Lancement de l’Institut de la Monétarisation le 17 octobre 2013 au Comptoir Général à Paris.

Concordance heureuse de l’actualité, c’est en pleine semaine de l’Investissement Socialement Responsable (ISR) et en marge du tout nouvel Institut de l’Efficacité Energétique que sept fervents défenseurs des externalités réunissaient une trentaine de futurs adhérents à l’Institut de la Monétarisation.

L’auditoire éclectique était composé d’organisations de toutes tailles et de tous horizons : quelques consultants bien sûr mais aussi et surtout des structures de plus gros calibres dont Bic, Dalkia, Bouygues Telecom, Orange ou encore Elior. Tous ont pu évaluer la pertinence de cette Société Coopérative à Intérêt Collectif dont l’ambition affichée est de passer au crible les impacts des politiques développement durable sur la société, par le prisme des critères Economiques Sociétaux et de Gouvernance.

Valoriser les externalités 

Sous l’égide de ses sept fondateurs l’Institut de la Monétarisation se positionne comme un tiers de confiance qui a pour but de faciliter l’accès aux financements additionnels des projets nécessaires à la transition énergétique, écologique et sociétale, en démontrant qu’ils créent de la valeur et qu’ils sont rentables. Une consolidation des business model des organisations et des prises de décisions stratégiques plus éclairées aboutiront à la validation des financements internes (budgets R&D).

Pour ce faire les organisateurs de l’I.M. issus du monde de la finance éthique, de la comptabilité universelle, du coaching et de la RSE, engagent la crédibilité de leur Institut par leur capacité à démontrer l’existence de ces externalités et leur concrétisation. Ils rythment ainsi leur stratégie autour de 4 temps forts à l’issue desquels le financeur peut se rendre compte de l’intérêt de sa dépense :

  1. donner un prix interne aux impacts (environnementaux, sociétaux ou économiques) pour en dégager une valeur comptable
  2. confronter ce prix interne à un prix de marché par l’expertise extra financière et comptable de l’Institut
  3. commercialiser ces externalités via les apports classiques des banques et par des apports dits additionnels
  4. internaliser cette valeur économique au bilan comptable de l’entreprise.

Gare aux opportunistes

Si l’effet d’aubaine du financement providentiel de projets additionnels risque d’attirer quelques opportunistes, l’Institut de la Monétarisation anticipe et répond par quelques filtres :

  1. la monétarisation qui à elle seule évalue la pertinence des choix et des acteurs
  2. la monétisation qui crée de facto un élément de marché
  3. le concept d’additionnalité : élément clé de l’Institut car sans les financements additionnels le projet n’atteindrait pas le seuil de rentabilité
  4. la matérialité.

Le principe de matérialité : le vrai sujet

Récemment clarifiée par les travaux du GRI (Global Reporting Initiative) la matérialité  vise à déterminer les enjeux qui ont un impact direct ou indirect sur la capacité de l’organisation à créer, préserver ou éroder de la valeur pour elle-même, pour ses parties prenantes et la société toute entière.

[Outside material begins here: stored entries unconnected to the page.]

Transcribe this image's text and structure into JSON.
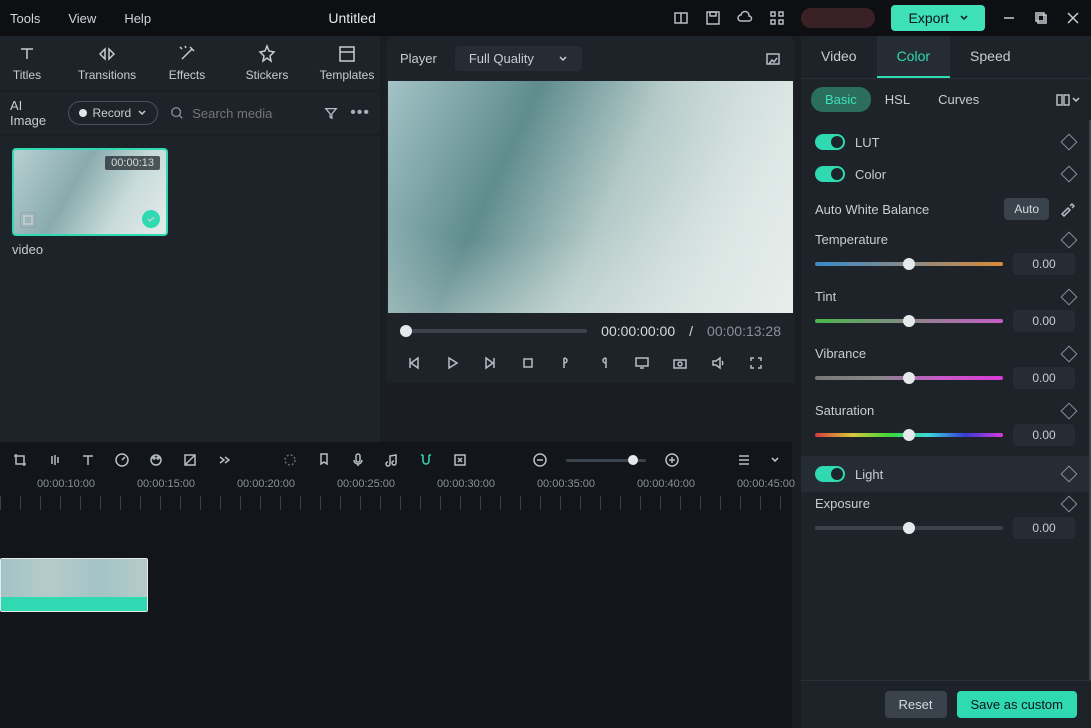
{
  "topbar": {
    "menu": [
      "Tools",
      "View",
      "Help"
    ],
    "title": "Untitled",
    "export_label": "Export"
  },
  "tooltabs": [
    "Titles",
    "Transitions",
    "Effects",
    "Stickers",
    "Templates"
  ],
  "mediabar": {
    "ai_image": "AI Image",
    "record": "Record",
    "search_placeholder": "Search media"
  },
  "thumb": {
    "duration": "00:00:13",
    "name": "video"
  },
  "preview": {
    "player_label": "Player",
    "quality": "Full Quality",
    "time_current": "00:00:00:00",
    "time_sep": "/",
    "time_total": "00:00:13:28"
  },
  "timeline": {
    "labels": [
      "00:00:10:00",
      "00:00:15:00",
      "00:00:20:00",
      "00:00:25:00",
      "00:00:30:00",
      "00:00:35:00",
      "00:00:40:00",
      "00:00:45:00"
    ]
  },
  "rpanel": {
    "tabs": {
      "video": "Video",
      "color": "Color",
      "speed": "Speed"
    },
    "subtabs": {
      "basic": "Basic",
      "hsl": "HSL",
      "curves": "Curves"
    },
    "lut": "LUT",
    "colorhead": "Color",
    "awb": "Auto White Balance",
    "auto": "Auto",
    "temperature": {
      "label": "Temperature",
      "value": "0.00"
    },
    "tint": {
      "label": "Tint",
      "value": "0.00"
    },
    "vibrance": {
      "label": "Vibrance",
      "value": "0.00"
    },
    "saturation": {
      "label": "Saturation",
      "value": "0.00"
    },
    "light": "Light",
    "exposure": {
      "label": "Exposure",
      "value": "0.00"
    },
    "reset": "Reset",
    "save": "Save as custom"
  }
}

Ainsi, la consommation d’eau sera matérielle pour un producteur de soda ou un producteur d’électricité (refroidissement des centrales, énergie hydroélectrique etc.) mais pas forcément pour un cabinet de conseil qui lui, aura des enjeux matériels éthiques (lobbying responsable, déontologie…).

La matérialité suppose de consulter et d’engager des parties prenantes de l’entreprise, pour déterminer les enjeux les plus importants de l’entreprise et se mettre d’accord sur la valeur à créer.

Cette définition propulse la Responsabilité Sociétale des Entreprises comme pilier central des systèmes de management en interne. D’une valeur définie traditionnellement par quelques instances dirigeantes, l’exercice est ici Bottom-up, co-créé par le jeu des acteurs au bas de la pyramide.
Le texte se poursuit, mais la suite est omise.